= Reginald Bridgeman =

British diplomat and politician (1884–1968)

Bridgeman in 1927.

Reginald Francis Orlando Bridgeman CMG, MVO (14 October 1884 – 11 December 1968) was a British diplomat and politician associated with a number of left wing causes including British-Soviet friendship and nuclear disarmament.

==Background==
Born in London, he was the oldest son of Brigadier Francis Bridgeman, son of Orlando Bridgeman, 3rd Earl of Bradford, and his first wife Gertude Cecilia Hanbury, daughter of George Hanbury. He was educated at Harrow School and the University of Cambridge.

==Career==
He was despatched as honorary attaché to Madrid in 1903 and became a clerk in the Foreign Office already in the next year. In 1908, Bridgeman joined Her Majesty's Diplomatic Service and became third secretary at the embassy in Paris. Bridgeman was promoted to second secretary three years later, was moved to Athens in 1916, but returned already in the following year. He became first secretary in 1918 and was transferred as chargè d'affaires to Vienna in the next year. In 1920, Bridgeman was appointed counsellor of embassy at Teheran. After a visit to India he left the service influenced by his experiences there and sympathised with the Communist Party of Great Britain.

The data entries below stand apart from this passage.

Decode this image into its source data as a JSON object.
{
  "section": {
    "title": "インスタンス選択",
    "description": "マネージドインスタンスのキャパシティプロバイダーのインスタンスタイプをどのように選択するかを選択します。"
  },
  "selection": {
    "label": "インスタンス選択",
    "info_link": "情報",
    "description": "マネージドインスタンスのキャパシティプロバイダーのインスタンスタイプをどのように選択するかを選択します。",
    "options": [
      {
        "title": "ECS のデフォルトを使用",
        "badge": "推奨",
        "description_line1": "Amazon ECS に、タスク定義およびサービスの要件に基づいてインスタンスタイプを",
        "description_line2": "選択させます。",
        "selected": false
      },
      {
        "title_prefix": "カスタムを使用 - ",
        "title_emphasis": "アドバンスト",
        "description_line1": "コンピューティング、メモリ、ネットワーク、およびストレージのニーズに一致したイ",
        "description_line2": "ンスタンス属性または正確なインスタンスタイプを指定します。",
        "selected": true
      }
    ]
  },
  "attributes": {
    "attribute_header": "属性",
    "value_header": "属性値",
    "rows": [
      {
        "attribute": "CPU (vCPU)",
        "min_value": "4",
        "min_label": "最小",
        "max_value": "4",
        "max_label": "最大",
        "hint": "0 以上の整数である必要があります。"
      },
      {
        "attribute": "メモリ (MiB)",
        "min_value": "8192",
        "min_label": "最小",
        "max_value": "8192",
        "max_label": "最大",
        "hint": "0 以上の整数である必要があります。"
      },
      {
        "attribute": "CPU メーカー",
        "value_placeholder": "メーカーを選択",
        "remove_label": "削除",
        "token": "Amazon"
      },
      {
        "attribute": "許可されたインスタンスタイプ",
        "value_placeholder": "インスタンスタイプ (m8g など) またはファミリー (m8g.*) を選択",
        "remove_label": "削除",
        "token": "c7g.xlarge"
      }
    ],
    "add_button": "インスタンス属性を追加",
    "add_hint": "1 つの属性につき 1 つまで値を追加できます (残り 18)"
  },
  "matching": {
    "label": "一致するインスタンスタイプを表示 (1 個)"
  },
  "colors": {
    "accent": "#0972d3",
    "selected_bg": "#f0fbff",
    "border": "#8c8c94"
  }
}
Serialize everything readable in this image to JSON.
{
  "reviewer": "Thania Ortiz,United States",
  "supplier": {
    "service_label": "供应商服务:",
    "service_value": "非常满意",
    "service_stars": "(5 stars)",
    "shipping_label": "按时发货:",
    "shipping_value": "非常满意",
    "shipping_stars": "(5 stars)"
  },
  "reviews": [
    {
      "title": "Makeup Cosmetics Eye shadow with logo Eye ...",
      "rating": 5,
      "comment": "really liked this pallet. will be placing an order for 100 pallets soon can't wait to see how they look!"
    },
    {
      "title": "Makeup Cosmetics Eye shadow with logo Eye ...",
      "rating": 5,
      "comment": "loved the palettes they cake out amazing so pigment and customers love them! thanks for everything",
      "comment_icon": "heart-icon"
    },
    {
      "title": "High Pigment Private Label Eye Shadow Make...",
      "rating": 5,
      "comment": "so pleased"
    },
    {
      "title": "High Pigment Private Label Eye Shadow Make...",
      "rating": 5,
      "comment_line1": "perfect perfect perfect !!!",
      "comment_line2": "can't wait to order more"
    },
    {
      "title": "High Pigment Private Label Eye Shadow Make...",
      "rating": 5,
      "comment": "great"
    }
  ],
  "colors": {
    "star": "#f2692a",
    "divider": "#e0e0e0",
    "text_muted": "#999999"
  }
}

From 1925, Bridgeman worked as secretary in the Chinese Information Bureau. He was head of the British delegation sent by the House of Commons to the League Against Imperialism (LAI) in Brussels in 1927 and became its secretary in 1933. He contested Uxbridge for Labour in the 1929 general election, but was expelled from the party short time after, because of his membership in the LAI. After the League's dissolution, he was readmitted to Labour in 1938 and was adopted as Labour's prospective candidate for Hendon. Bridgeman was expelled again in 1941 and after the Second World War, he joined the Britain-China Friendship Association. He was a member of the British-Soviet Friendship Society and sat in the National Council for Civil Liberties. In 1962, he was nominated vice-chairman of the Co-ordinating Committee for Nuclear Disarmament.

==Family and legacy==
In 1914, Bridgeman was awarded a Member of the Royal Victorian Order and in 1917 a Companion of the Order of St Michael and St George. On 4 June 1923, he married Olwen Elizabeth Jones, oldest daughter of Maurice Jones, and had by her four children, two sons and two daughters. Bridgeman died in 1968 and was buried at Tong, Shropshire.